Why subject your perfectly grilled burger to store-bought buns this Labor Day weekend when you can bake your own at home?
By Brady Evans
I made the perfect hamburgerfor my Independence Day cookout. Finding a perfect patty recipe is an accomplishment in and of itself and I couldn’t let it be ruined by subpar grocery store buns. Baking yeast breads isn’t too hard for the home cook to attempt on a lazy day off.
I adapted the recipe that originally calls for white enriched bread flour to use a combination of all purpose and whole wheat flours (because that’s what I had on hand). These buns were a match for the burgers – soft, sturdy, tender, and flavorful.

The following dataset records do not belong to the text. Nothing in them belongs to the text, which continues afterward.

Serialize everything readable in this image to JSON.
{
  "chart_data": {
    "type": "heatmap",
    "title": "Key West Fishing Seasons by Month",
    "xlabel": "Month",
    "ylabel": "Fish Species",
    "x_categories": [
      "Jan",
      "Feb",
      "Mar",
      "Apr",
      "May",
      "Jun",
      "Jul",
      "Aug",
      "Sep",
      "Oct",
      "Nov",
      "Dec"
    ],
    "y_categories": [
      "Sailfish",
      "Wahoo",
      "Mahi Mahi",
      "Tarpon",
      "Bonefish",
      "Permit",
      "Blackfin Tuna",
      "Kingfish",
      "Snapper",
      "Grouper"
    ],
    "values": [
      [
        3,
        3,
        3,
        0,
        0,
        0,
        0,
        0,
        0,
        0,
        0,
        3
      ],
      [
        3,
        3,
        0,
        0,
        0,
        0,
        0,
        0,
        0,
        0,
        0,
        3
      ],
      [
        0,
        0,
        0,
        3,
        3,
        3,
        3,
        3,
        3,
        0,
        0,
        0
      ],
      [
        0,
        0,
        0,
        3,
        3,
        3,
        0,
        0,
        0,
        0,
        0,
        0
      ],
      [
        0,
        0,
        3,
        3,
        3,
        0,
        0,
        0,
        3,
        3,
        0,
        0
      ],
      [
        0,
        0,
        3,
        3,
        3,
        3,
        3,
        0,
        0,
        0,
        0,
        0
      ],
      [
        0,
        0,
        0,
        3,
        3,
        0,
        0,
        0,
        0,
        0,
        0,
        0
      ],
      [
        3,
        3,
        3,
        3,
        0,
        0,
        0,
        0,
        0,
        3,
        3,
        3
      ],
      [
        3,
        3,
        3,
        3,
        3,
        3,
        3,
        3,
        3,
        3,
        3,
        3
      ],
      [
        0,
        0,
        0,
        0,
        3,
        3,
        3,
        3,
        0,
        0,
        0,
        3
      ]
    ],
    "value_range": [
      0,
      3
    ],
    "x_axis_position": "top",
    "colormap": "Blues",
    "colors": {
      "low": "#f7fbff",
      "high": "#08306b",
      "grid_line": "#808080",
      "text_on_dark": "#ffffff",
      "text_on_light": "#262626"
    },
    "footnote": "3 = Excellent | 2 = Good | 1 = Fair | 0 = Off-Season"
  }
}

Speaking of the burgers, don’t be dissuaded by the simplicity of the ingredients: the combination lets the flavor of the beef shine.
- 1 lb. (450 grams) ground chuck or ground lean beef (I liked 10% fat the best)
- 2 Tbs. finely chopped yellow onion
- 1 tsp. minced garlic
- 1 tsp. salt
- ½ tsp. freshly ground pepper
- 1 or 2 dashes of Worcestershire sauce
- 3 tablespoons (45 mL) warm milk
- 2 teaspoons active dry yeast
- 2½ (35 mL) tablespoons sugar
- 2 large eggs
- 3 cups (710 mL) bread flour**
- ⅓ cup (80 mL) all-purpose flour**
- 1½ teaspoons salt
- 2½ tablespoons unsalted butter, softened
- Sesame seeds (optional)
- if using all purpose and whole wheat flours, use 1.5 cups (355 mL) all purpose flour and 1.5 cups (355 mL) bread flour + 4 T (60 mL) vital wheat gluten
- Prepare a charcoal or gas grill for direct grilling over medium-high heat.
- In a large bowl, mix together the beef, yellow onion, garlic, salt, pepper and Worcestershire sauce.
- Form the mixture into 4 patties, each ¾ inch (2 cm) thick.
- Grill the hamburgers directly over medium-high heat, turning once, 3 to 5 minutes per side.
- Check for doneness by cutting into a hamburger near the center or testing with an instant-read thermometer.
- No pink should show on the inside, and the internal temperature should register at least 160°F (62* C) on an instant-read thermometer.
- In a glass measuring cup, combine one cup warm water, the milk, yeast and sugar.
- Let stand until foamy, about five minutes. Meanwhile, beat one egg.
- In a large bowl, whisk flours with salt.
- Add butter and rub into flour between your fingers, making crumbs.
- Using a dough scraper, stir in yeast mixture and beaten egg until a dough forms.
- Scrape dough onto clean, well-floured counter and knead, scooping dough up, slapping it on counter and turning it, until smooth and elastic, 8 to 10 minutes.
- The dough will be on the sticky side so it can be a bit messy, but keep in mind that the more flour you knead in, the tougher the buns will get.
- Try to leave them tackier than you would a round loaf.
- Shape dough into a ball and return it to bowl.
- Cover bowl with plastic wrap and let rise in a warm place until doubled in bulk, one to two hours.
- Line a baking sheet with parchment paper.
- Using dough scraper, divide dough into 8 equal parts.
- Gently roll each into a ball and arrange two to three inches apart on baking sheet.
- Cover loosely with a piece of plastic wrap lightly coated in nonstick spray and let buns rise in a warm place for one to two hours.
- Set a large shallow pan of water on oven floor.
- Preheat oven to 400 degrees F (200 C) with rack in center. Beat remaining egg with one tablespoon water and brush some on top of buns.
- Sprinkle with sesame seeds, if using.
- Bake, turning sheet halfway through baking, until tops are golden brown, about 15 minutes. Transfer to a rack to cool completely.